Seguimos ampliando los numerosos e inagotables dichos y refranes de nuestro vocabulario cotidiano y hemos escogido los infinitivos con que empiezan muchísimos refranes. Esperamos haber acertado en la elección de este conjunto de dichos.
“Pelar la pava”
Con ello queremos indicar a las personas que están ociosas y que no hacen nada.
Proviene de la costumbre que existía en los siglos XIX y XX, donde en las casas ricas se tenían criadas y era costumbre que les mandaran pelar una pava para alimentar a la familia y las criadas se iban a una ventana que daba a la calle donde acudían los enamorados a charlar con ellas de amor y cuando las amas les llamaban contestaban que “estaban pelando la pava”.
“Estar a la cuarta pregunta”
Indicamos no tener dinero, estar en la mayor pobreza.
Su origen proviene cuando en un juzgado era costumbre que a cualquier acusado se le hacían cuatro preguntas: las tres primeras se referían a su identificación, nombre, domicilio, edad, religión y estado civil y a la cuarta le preguntaban patrimonio y bienes, a los que la mayoría contestaban que ninguna para no ser embargados. Cuando se insistía sobre este tema siempre contestaban ir a la cuarta pregunta.
“Cargar con el mochuelo”
Expresamos que nos echan algo a nosotros sin tener culpa ni haber hecho nada paro que nos lo adjudiquen sin tener relación alguna.
Este dicho proviene de una curiosa anécdota por la que se juntaron dos amigos: un andaluz y un gallego a comer. Cuando pidieron la comida el camarero le explicó que solamente le quedaban estofadas una perdiz y un mochuelo. El andaluz dijo que trajeran los dos, que ya se apañarían.
Cuando trajeron los dos platos, el andaluz le dijo al gallego: “Mira o tú te comes el mochuelo y yo la perdiz o yo me como la perdiz y tú el mochuelo”, a lo que el gallego contestó: “No sé cómo te apañas, pero siempre me toca a mí el mochuelo”.
“Tener muchos humos”
Identificamos esta expresión con aquella persona que se cree superior a los demás y que quiere aparentar que está por encima de los otros.
Tienen varios derivados o sinonimias como: “¡Vaya humos que tiene!” o “Se le han subido los humos a la cabeza”

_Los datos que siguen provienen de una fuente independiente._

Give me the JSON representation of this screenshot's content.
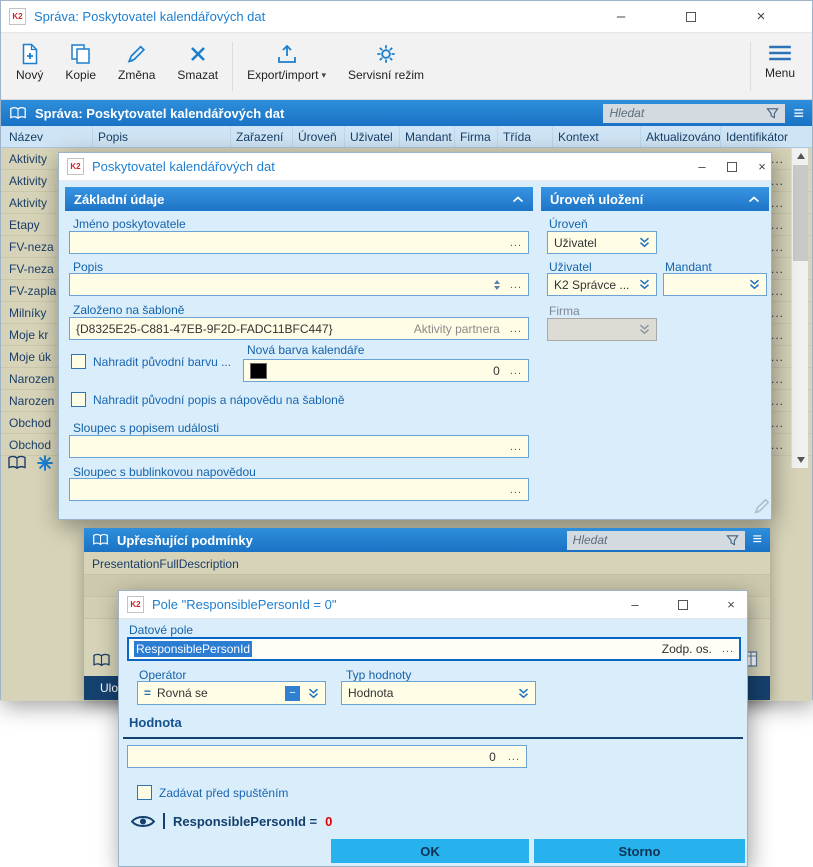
{
  "glyphs": {
    "k2": "K2",
    "ellipsis": "...",
    "caret_down": "▾",
    "hamburger": "≡",
    "minimize": "–",
    "close": "×",
    "equals": "=",
    "minus": "−"
  },
  "main_window": {
    "title": "Správa: Poskytovatel kalendářových dat",
    "toolbar": {
      "buttons": [
        {
          "label": "Nový"
        },
        {
          "label": "Kopie"
        },
        {
          "label": "Změna"
        },
        {
          "label": "Smazat"
        },
        {
          "label": "Export/import"
        },
        {
          "label": "Servisní režim"
        }
      ],
      "menu_label": "Menu"
    },
    "panel_header": {
      "title": "Správa: Poskytovatel kalendářových dat",
      "search_placeholder": "Hledat"
    },
    "table": {
      "columns": [
        "Název",
        "Popis",
        "Zařazení",
        "Úroveň",
        "Uživatel",
        "Mandant",
        "Firma",
        "Třída",
        "Kontext",
        "Aktualizováno",
        "Identifikátor"
      ],
      "rows": [
        "Aktivity",
        "Aktivity",
        "Aktivity",
        "Etapy",
        "FV-neza",
        "FV-neza",
        "FV-zapla",
        "Milníky",
        "Moje kr",
        "Moje úk",
        "Narozen",
        "Narozen",
        "Obchod",
        "Obchod"
      ]
    }
  },
  "provider_dialog": {
    "title": "Poskytovatel kalendářových dat",
    "basic_section": {
      "title": "Základní údaje",
      "jmeno_label": "Jméno poskytovatele",
      "popis_label": "Popis",
      "sablona_label": "Založeno na šabloně",
      "sablona_value": "{D8325E25-C881-47EB-9F2D-FADC11BFC447}",
      "sablona_ref": "Aktivity partnera",
      "nahradit_barvu_label": "Nahradit původní barvu ...",
      "nova_barva_label": "Nová barva kalendáře",
      "nova_barva_value": "0",
      "nahradit_popis_label": "Nahradit původní popis a nápovědu na šabloně",
      "sloupec_popis_label": "Sloupec s popisem události",
      "sloupec_bublina_label": "Sloupec s bublinkovou napovědou"
    },
    "level_section": {
      "title": "Úroveň uložení",
      "uroven_label": "Úroveň",
      "uroven_value": "Uživatel",
      "uzivatel_label": "Uživatel",
      "uzivatel_value": "K2 Správce ...",
      "mandant_label": "Mandant",
      "firma_label": "Firma"
    }
  },
  "conditions_panel": {
    "title": "Upřesňující podmínky",
    "search_placeholder": "Hledat",
    "rows": [
      "PresentationFullDescription"
    ],
    "save_label": "Uložit"
  },
  "field_dialog": {
    "title": "Pole \"ResponsiblePersonId = 0\"",
    "datove_pole_label": "Datové pole",
    "datove_pole_value": "ResponsiblePersonId",
    "datove_pole_ref": "Zodp. os.",
    "operator_label": "Operátor",
    "operator_value": "Rovná se",
    "typ_hodnoty_label": "Typ hodnoty",
    "typ_hodnoty_value": "Hodnota",
    "hodnota_section": "Hodnota",
    "hodnota_value": "0",
    "checkbox_label": "Zadávat před spuštěním",
    "preview_text": "ResponsiblePersonId =",
    "preview_value": "0",
    "ok_label": "OK",
    "storno_label": "Storno"
  }
}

Su origen puede ser que proviene de la costumbre que existía en las familias romanas de esculpir bustos en las fachadas de sus casas de toda la familia según iban falleciendo, por lo que los más antiguos tenían más color oscuro que otros y al mismo tiempo daba a entender la categoría de la familia cuantos más bustos ennegrecidos hubiera.
“Mantenerse en sus trece”
Supone mantenerse firme en un criterio o en una postura coloquial y no variarla.
Se ha planteado que puede tener dos explicaciones: una la de un antiguo juego de cartas que se iban echando a cada jugador y había que sumar quince, pero no pasarse de este número porque se perdía y entonces muchos jugadores que no pedían nueva carta cuando tenían trece tantos por miedo a pasarse. La segunda versión se refiere a nuestro papa Benedicto XIII, el Papa Luna, que fue elegido en este cargo con la potestad de todo el clero, aunque con grandes protestas y desavenencias y se mantuvo como Papa a pesar de todo hasta que Francia le quitó su apoyo y entonces el Papa Luna persistió en mantener al número trece de su papado, por lo que a lo largo del tiempo la gente seguía diciendo que continuaba en sus trece.